问题描述

您可以使用。然后：

• 当您需要读取文件时，请调用 RLock（），读取，然后调用 RUnlock（）。


• 当需要写入文件时，调用 Lock ），然后调用 Unlock（）。
  
  
  

  只要你这样做，你就可以确保：
  
  

  
  
  • 任何时候只有一个goroutine会写入文件。
    
  • 如果您在修改文件时尝试读取该文件，则锁定将等到您完成写入操作才开始读取文件。 如果您在读取文件时尝试写入该文件，则该锁将等待您完成读取，然后再开始写入。
  
  
  
  
  

  一个非常小的例子：
  
  

   包示例
   
  导入（
  sync
   
   $ b var fileMutex = new（sync.RWMutex）
   
   func readFile（）{
   fileMutex.RLock（）
  推迟fileMutex.RUnlock （）
   
   //读取文件不要修改它。 
   
   $ b $ func writeFile（）{
   fileMutex.Lock（）
  推迟fileMutex.Unlock（）
   
   //写入文件。 
  } 
    

  
  

  I constantly write to one file some data everytime requests come in. I also want to parse this file and read from it sometimes. How can I do this reading if the file is constantly being written to? What's the pattern?

  解决方案

  You could make use of sync.RWMutex. Then:

  • When you need to read the file, call RLock(), read, then call RUnlock().
  • When you need to write to the file, call Lock(), write, then call Unlock().

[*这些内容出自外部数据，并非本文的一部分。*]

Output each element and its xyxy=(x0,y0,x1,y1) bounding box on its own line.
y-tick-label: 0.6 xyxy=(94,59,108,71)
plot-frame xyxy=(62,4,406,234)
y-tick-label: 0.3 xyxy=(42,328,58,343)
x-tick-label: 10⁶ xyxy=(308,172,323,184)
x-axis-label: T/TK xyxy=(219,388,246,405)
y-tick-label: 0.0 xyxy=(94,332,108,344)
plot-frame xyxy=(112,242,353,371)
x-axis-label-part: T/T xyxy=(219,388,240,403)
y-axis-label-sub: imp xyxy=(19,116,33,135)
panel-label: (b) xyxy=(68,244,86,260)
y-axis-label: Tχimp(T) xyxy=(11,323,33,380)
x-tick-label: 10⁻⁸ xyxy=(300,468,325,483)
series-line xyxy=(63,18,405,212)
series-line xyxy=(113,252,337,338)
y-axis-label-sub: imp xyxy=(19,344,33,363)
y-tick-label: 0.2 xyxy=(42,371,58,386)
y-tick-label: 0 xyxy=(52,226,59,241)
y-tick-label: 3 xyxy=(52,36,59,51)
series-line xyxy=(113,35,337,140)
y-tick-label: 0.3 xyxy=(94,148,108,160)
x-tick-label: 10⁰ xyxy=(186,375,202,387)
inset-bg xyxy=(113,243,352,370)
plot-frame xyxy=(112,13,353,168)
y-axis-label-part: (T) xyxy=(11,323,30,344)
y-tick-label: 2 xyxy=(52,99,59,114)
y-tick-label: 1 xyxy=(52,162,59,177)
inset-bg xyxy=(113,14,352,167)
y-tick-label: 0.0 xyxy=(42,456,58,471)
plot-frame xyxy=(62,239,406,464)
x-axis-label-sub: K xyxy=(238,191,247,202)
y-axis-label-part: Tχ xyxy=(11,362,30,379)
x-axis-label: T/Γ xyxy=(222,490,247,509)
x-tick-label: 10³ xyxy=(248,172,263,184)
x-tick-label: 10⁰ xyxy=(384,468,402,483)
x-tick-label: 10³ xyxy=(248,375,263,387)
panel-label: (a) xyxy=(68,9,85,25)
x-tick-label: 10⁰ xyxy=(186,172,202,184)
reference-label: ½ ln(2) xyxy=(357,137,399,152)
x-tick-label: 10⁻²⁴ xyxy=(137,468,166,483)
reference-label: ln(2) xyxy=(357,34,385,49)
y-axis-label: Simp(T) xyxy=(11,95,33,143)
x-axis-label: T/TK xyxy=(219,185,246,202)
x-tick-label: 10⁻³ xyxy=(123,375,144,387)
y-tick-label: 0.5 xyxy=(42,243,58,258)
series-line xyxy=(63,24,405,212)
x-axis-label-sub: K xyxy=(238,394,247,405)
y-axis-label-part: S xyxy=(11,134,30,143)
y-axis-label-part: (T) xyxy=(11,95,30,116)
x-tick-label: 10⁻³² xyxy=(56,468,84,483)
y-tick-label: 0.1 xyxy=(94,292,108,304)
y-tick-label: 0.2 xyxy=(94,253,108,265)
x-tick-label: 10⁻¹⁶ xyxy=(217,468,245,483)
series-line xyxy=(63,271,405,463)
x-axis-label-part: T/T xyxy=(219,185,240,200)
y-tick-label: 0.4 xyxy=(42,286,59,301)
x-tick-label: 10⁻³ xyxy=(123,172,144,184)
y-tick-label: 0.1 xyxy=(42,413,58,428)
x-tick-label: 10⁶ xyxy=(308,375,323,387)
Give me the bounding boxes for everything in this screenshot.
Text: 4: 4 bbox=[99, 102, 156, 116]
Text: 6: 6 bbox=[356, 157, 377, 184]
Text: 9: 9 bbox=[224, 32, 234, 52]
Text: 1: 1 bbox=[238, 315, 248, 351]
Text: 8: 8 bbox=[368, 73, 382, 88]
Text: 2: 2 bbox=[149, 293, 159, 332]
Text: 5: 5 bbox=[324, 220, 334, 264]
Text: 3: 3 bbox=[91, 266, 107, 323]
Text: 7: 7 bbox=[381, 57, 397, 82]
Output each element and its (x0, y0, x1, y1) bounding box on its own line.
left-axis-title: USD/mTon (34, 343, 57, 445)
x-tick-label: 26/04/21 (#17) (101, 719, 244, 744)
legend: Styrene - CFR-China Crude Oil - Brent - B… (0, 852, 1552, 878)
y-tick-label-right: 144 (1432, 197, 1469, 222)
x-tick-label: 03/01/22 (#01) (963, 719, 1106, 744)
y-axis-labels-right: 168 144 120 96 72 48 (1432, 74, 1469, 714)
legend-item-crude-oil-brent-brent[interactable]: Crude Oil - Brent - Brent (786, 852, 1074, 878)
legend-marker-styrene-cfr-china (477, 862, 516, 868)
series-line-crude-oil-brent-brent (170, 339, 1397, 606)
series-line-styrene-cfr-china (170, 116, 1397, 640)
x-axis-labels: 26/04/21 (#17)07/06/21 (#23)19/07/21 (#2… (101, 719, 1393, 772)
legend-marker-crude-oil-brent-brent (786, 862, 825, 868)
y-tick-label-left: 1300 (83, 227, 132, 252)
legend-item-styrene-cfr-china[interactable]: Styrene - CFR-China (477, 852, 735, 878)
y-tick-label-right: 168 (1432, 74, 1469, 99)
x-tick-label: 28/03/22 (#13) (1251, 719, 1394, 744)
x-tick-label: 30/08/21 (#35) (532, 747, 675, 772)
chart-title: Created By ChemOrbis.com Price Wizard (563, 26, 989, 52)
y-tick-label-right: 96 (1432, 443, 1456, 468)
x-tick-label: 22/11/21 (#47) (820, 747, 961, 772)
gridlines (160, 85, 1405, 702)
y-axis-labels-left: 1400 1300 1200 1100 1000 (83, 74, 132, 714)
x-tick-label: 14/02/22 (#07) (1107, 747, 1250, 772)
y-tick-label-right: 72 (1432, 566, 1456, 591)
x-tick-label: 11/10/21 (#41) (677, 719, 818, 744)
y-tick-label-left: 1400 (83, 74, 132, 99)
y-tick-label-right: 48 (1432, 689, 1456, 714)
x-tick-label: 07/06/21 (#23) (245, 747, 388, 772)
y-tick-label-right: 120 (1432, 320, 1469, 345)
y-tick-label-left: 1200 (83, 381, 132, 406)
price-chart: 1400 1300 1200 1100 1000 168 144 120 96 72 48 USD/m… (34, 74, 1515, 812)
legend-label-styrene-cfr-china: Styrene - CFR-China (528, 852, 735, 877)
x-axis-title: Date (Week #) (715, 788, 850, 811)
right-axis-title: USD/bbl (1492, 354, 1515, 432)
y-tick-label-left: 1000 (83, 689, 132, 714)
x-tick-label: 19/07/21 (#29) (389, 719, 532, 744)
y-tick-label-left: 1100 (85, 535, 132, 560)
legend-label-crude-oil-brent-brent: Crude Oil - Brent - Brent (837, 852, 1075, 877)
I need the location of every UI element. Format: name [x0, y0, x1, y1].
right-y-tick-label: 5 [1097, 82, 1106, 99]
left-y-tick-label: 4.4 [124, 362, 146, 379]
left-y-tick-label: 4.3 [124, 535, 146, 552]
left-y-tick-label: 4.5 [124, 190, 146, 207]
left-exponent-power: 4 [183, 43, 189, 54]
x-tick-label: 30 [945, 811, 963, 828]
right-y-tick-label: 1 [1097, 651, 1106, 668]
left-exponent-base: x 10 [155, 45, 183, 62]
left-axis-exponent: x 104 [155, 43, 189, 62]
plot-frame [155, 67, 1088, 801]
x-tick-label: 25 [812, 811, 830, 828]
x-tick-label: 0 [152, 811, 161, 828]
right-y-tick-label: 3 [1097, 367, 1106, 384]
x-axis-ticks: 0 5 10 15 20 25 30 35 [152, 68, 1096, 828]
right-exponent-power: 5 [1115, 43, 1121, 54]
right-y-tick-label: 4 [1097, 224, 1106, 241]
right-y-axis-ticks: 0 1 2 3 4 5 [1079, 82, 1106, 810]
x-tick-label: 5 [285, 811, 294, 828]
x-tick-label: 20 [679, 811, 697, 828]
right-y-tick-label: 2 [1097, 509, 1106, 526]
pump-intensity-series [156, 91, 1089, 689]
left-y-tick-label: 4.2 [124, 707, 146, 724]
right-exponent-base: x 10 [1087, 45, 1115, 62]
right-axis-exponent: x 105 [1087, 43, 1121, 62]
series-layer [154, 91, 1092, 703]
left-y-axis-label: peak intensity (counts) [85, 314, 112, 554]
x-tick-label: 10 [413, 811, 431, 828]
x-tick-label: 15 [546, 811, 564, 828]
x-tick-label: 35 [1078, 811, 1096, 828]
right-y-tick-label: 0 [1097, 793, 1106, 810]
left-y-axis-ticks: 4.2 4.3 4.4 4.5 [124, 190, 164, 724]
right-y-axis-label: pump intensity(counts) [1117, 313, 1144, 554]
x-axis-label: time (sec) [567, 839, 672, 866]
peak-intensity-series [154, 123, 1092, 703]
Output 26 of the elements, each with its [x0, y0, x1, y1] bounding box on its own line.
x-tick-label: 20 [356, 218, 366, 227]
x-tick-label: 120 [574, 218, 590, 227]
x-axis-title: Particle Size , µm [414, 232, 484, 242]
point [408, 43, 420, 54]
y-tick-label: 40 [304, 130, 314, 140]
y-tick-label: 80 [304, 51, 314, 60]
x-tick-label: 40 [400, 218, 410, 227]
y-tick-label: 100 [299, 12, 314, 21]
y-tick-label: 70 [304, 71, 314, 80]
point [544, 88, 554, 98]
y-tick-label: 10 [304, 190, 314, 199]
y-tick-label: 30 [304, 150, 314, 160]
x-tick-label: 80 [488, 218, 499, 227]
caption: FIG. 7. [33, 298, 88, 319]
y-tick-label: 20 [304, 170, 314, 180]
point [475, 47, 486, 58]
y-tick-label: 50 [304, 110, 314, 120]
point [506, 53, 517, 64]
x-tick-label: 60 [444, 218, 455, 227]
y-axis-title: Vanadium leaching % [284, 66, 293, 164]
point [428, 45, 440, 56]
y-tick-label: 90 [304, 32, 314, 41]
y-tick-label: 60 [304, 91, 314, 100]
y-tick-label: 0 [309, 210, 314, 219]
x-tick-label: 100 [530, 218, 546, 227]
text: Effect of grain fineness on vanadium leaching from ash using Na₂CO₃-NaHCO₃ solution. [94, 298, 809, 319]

  As long as you do that, you're ensuring that:

  • Only one goroutine will be writing to the file at any time.
  • If you try to read the file while it's being modified, the lock will wait until you finish writing before starting to read the file.
  • If you try to write to the file while it's being read, the lock will wait until you finish reading before starting to write.

  Here's a very little example:

  package sample
  
  import (
      "sync"
  )
  
  var fileMutex = new(sync.RWMutex)
  
  func readFile() {
      fileMutex.RLock()
      defer fileMutex.RUnlock()
  
      // Read the file. Don't modify it.
  }
  
  func writeFile() {
      fileMutex.Lock()
      defer fileMutex.Unlock()
  
      // Write to the file.
  }
  

  这篇关于从文件中读取而不锁定它的文章就介绍到这了，希望我们推荐的答案对大家有所帮助，也希望大家多多支持！